Pour mieux aider encore les entreprises à réaliser cet objectif, nous avons récemment produit une vidéo sur la conformité d'entrepriseNote de bas de page 25. Je crois qu'elle illustre de façon innovatrice et facile à comprendre l'importance de respecter la Loi. Cette vidéo est disponible sur notre site Web et je vous invite à le dire à vos collègues qui n'ont pu assister au Congrès.
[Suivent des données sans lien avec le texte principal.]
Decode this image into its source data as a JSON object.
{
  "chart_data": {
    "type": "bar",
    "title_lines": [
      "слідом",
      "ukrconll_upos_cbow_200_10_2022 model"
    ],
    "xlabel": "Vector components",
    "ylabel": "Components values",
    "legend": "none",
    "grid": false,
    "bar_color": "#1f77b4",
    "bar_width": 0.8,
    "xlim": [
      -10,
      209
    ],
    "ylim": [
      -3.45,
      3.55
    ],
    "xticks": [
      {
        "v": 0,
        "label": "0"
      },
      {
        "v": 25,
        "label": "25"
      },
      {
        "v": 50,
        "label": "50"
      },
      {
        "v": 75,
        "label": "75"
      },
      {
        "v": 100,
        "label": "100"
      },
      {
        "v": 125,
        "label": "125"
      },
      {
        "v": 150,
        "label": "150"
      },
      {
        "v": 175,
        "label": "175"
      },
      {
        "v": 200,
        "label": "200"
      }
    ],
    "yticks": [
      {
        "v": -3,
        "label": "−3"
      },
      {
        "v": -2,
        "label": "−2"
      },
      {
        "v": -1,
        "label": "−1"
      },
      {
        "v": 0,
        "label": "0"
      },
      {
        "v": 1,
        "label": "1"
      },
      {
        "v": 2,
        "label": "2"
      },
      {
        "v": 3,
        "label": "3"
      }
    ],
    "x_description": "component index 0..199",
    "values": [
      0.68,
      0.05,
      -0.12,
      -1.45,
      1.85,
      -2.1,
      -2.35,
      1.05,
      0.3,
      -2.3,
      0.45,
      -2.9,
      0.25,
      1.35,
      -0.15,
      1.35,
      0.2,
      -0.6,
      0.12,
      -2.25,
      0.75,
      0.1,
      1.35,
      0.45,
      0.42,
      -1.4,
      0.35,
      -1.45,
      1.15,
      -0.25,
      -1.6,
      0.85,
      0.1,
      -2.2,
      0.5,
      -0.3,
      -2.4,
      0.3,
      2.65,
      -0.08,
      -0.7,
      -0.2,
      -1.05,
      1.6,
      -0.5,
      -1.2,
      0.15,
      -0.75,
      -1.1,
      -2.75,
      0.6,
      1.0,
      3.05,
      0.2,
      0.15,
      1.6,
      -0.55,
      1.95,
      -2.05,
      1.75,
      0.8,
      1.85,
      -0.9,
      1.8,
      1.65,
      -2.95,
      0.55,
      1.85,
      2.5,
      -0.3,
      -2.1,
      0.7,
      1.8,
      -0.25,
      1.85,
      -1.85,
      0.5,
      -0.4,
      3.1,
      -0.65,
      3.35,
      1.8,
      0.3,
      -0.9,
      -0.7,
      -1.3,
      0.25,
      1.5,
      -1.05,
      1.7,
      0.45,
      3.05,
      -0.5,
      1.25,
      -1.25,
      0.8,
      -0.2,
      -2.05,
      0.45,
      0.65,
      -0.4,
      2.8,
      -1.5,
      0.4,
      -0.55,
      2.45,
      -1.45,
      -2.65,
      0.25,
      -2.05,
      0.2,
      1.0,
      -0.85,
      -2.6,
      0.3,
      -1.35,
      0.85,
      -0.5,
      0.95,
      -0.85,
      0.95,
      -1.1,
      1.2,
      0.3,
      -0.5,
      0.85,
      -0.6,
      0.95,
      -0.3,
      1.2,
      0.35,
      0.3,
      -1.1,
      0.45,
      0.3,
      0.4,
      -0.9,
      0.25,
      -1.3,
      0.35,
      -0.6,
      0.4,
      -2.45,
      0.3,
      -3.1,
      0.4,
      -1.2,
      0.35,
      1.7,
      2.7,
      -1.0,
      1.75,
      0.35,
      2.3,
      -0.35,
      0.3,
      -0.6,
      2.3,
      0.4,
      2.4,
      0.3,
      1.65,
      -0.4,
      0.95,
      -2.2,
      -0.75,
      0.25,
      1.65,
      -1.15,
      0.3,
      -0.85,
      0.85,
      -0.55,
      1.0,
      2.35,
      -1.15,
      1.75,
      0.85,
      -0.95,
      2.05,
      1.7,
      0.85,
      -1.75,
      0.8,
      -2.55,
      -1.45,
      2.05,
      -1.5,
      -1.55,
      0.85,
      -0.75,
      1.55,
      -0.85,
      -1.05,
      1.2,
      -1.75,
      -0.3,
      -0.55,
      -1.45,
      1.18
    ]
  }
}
J'ai mentionné plus tôt que le Bureau s'oriente vers une approche qui nous permettra d'utiliser tous les outils à notre disposition pour favoriser l'observation maximale des lois que nous appliquons. Cela dit, il va sans dire que dans les cas pertinents, des mesures d'exécution énergiques sont essentielles pour favoriser l'observation de la Loi. Après tout, l'exécution est à la base des activités du Bureau, mais d'autres outils, comme la revendication, la sensibilisation, la persuasion et les publications, sont aussi importants pour promouvoir la conformité. Quand nous disons vouloir utiliser tous les outils à notre disposition, c'est ce que je veux dire.

10. Conclusion

Je tiens à vous remercier de votre accueil au Congrès. Votre secteur fournit des services essentiels à des millions de Canadiens chaque jour et il participe au fonctionnement efficace de l'économie canadienne. Il est impératif que vous respectiez la Loi, puisque votre conformité favorisera l'efficience et l'adaptabilité de l'économie canadienne et fera en sorte que les consommateurs se voient proposer des prix compétitifs et un éventail de produits.

Parallèlement à l'évolution rapide du secteur des paiements, j'espère maintenir le dialogue entre le Bureau et votre secteur tandis que nous nous employons à réaliser nos objectifs mutuels d'accroître la concurrence et d'offrir plus de choix aux consommateurs.